WITH Mr. Pouncet’s letter in his pocket—that self-betraying document, which he had estimated at once at its due value—Horace set out the next day for Kenlisle. Yet not for Kenlisle direct: the young man, with the oddest, uncharacteristic trifling, stopped half-way, to visit a remarkable cathedral town which lay in his road. What did Horace Scarsdale care for cathedrals? Yet he paused, in that most anxious and exciting moment, to inspect this one, and marched doggedly round and about it, as if to persuade himself that he was interested. In his progress he paused before an apothecary’s shop—but did not enter there, nor till hours after, when he rushed in on his way to the railway, and made certain purchases. In haste to get his train, he did not permit himself time to look at the things he had bought, but hurried them into his pocket, and rushed on again as though it had been only a sudden thought which moved him. Yet he had never looked so darkly pale and dangerous as when, seated in the railway-carriage, he felt in his pockets these little sealed packets. That day was a Mayday, warm and bright; but Horace shivered in his corner with a chill that went to his heart. For a moment the colour went out of his face, and the light out of his eye; he gave a stealthy glance round—a glance full of the intolerable terrors of guilt. Did any one guess what he had in his pocket? Could any one tell what he had in his heart?

The next morning he presented himself to the troubled eyes of Mr. Pouncet, an image of conscious power. That unfortunate man of character knew by this time of the death of Stenhouse, and had spent a day or two of agony wondering into whose hands his letter was likely to fall.

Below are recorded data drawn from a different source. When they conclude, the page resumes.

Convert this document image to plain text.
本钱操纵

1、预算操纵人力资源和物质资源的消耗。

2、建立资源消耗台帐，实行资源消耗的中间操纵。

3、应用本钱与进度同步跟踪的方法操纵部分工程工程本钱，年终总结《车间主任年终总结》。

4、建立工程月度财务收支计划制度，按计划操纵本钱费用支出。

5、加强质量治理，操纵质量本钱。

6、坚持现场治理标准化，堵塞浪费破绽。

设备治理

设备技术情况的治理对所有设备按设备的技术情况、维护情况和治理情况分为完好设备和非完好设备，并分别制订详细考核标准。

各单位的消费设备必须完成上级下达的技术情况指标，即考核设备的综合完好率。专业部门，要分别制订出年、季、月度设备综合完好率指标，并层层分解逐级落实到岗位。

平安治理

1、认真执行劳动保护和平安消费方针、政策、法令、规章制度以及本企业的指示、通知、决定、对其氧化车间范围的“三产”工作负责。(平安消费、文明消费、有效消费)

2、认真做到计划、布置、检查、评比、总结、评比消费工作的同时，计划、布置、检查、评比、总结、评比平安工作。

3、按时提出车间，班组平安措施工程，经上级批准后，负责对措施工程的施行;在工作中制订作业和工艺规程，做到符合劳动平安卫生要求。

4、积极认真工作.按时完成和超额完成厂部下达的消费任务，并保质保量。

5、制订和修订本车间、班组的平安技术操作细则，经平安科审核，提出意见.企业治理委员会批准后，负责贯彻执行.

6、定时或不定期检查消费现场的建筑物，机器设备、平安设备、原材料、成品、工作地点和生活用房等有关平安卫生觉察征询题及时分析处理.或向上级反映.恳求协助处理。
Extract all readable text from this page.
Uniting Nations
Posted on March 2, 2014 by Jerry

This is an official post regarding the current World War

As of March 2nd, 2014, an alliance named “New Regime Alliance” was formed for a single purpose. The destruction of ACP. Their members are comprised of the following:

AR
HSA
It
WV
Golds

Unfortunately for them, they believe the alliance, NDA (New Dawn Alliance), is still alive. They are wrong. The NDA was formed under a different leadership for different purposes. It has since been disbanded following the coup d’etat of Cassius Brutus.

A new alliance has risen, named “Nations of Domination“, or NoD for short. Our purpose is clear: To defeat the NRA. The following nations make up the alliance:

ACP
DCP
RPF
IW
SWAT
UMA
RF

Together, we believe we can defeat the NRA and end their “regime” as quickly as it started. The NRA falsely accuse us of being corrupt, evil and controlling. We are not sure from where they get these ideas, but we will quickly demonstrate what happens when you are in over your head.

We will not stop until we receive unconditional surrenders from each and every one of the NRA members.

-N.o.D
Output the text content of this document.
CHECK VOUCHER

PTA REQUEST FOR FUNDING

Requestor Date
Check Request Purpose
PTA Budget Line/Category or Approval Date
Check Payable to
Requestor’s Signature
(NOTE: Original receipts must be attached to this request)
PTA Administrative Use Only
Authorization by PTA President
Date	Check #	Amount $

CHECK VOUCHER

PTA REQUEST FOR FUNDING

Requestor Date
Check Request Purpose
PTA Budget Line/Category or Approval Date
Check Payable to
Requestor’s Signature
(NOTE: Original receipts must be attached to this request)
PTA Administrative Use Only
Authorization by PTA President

The advent of Horace was a relief for the moment: here he had, at least, an assistant, who could do any further lying that might be necessary, without burdening Mr. Pouncet’s personal conscience. That was a great point gained. But the answer to his first eager question was far from satisfactory.

“Your letter was put into my hands by Mrs. Stenhouse,” said Horace; “and you know who she is—Roger Musgrave’s mother.”

Mr. Pouncet scratched his head in dismay. “She could not understand two words of it!” he exclaimed, at last, endeavouring to re-assure himself.